Ultrasound can reveal many different diseases of the shoulder:
Subacromial Bursitis – when the bursa is too thick (more than 2 mm thick or clearly asymmetric with the asymptomatic shoulder)
Calcifications in the Cuff – These calcifications are of course almost always seen on the plain films. However, in some cases, they are missed because of their location (subscapularis calcifications) or direction of the x-ray beam. The appearance of the calcifications on ultrasound can predict their action on the symptomatology. Thin, long calcifications are often asymptomatic whereas thick, rounded or irregular calcifications give rise to symptoms. The amount of posterior attenuation can also predict the hardness of the calcifications, eventually helping when arthroscopic removal of the calcium deposits is considered for treatment.
Partial Rotator Cuff Tears – can also been depicted, although the accuracy is lower than for complete tears.
Complete Rotator Cuff Tears – are well seen with ultrasound.
In summary, office ultrasound is a quick imaging process for the diagnosis of soft tissue injuries. Performed at the first consultation it offers the advantages of patient and surgeon convenience and shorter waiting times. It is, however, dependent on the skill and experience of the operator who needs to be suitably trained to perform it.
Ultrasound Guided Injections
What is known from the Literature?
There is disagreement regarding the efficacy and effectiveness of Injection Therapy in painful shoulder, (Heijiden 1996 and Green 2003).
Jones (1993), Eustace, (1997) and Yamakado (2002) have demonstrated poor accuracy of steroid placement from palpation guided injection techniques.
High-resolution ultrasound has proven accurate and reliable in diagnosing a wide range of shoulder disorders compared with clinical examination, MRI and Arthrogram (Dinnes, Loveman, McIntyre and Waught 2003).
It’s accuracy, safety, and simplicity for guiding interventional procedures has been widely described, Koski (2000), Balint (2002), Ziegler (2004), Zwar (2004), Grassi (2001) and Sofka (2000).
At present variation in the administration technique of steroid injection at the shoulder exists. (Haslock 1995)
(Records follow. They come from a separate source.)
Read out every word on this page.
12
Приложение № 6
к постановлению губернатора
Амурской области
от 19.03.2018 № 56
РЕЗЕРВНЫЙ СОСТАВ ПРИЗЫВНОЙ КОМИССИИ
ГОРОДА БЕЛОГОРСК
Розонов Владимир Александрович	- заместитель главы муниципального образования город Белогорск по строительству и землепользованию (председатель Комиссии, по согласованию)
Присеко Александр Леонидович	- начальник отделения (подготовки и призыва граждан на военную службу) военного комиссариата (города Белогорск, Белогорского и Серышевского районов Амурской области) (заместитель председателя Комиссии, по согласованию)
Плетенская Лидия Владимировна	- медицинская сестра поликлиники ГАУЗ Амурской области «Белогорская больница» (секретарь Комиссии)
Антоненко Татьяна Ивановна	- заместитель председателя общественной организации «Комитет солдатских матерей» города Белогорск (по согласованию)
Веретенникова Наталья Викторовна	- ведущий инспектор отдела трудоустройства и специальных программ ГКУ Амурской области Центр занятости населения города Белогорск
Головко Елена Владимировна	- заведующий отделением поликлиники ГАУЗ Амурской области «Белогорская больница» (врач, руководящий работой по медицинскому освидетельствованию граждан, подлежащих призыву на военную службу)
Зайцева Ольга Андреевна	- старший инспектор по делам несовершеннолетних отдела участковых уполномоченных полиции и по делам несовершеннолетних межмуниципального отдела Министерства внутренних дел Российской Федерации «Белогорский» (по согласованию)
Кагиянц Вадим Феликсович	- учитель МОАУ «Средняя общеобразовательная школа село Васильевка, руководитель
Clinical experience supported by evidence suggests that while some patients respond dramatically well to subacromial injection (Adebajo 1990, Blair 1996), others respond poorly and some not at all (White 1 996).
This may be due to mis-placed injections or mis-diagnosis, since 30% of blind subacromial injections miss the bursa in expert hands (Eustace, 1997 , Sethi, 2006 , Yamakado, 2002 , Henkus, 2006 )
The problem is genuine uncertainty as to best practice.
Ultrasound vs. Blind Injection of the subacromial bursa
Naredo E, Cabero F Beneyto P, Cruz A, Mondejar B, Uson J, Palop M, Crespo M.(2004)
Design – Randomized Cohort.
To determine whether blind injection or U/S guided injection is more effective as regards reduced pain & improved function in shoulder pain pts.
Main Results – 41 patients randomized to 2 groups.
- Ultrasound before & after interventions. Reassessed at 6/52.
- Outcome Measures-VAS (p0.001) SFA (p0.012)
- Nocturnal Pain Active & Passive m/mts.
- The study had clinical and statistically significant results.
- Ultrasonography can improve the diagnosis, accuracy and ultimate effectiveness of Injection Therapy.
- Ultrasonography injection is superior to blind injection.
- Ultrasonography-guided injection is to be considered when previous anatomically guided injection has failed.
- Good randomization, justified blinding measures and similar population groups provided good reliability and external validity to the study. The results were generalizable to my clinical population. The author acknowledged the study weaknesses and rationalized the threats to the internal validity of history and maturation. The study had clinical and statistically significant results.
Implications for Practice
The use of ultrasound to diagnose and to deliver the injection in shoulder pain patients is superior to blind injections to increase pain relief and shoulder function.
Ultrasonography can improve the diagnosis, accuracy and ultimate effectiveness of Injection Therapy.
Ultrasonography-guided injection is to be considered when previous anatomically guided injection has failed.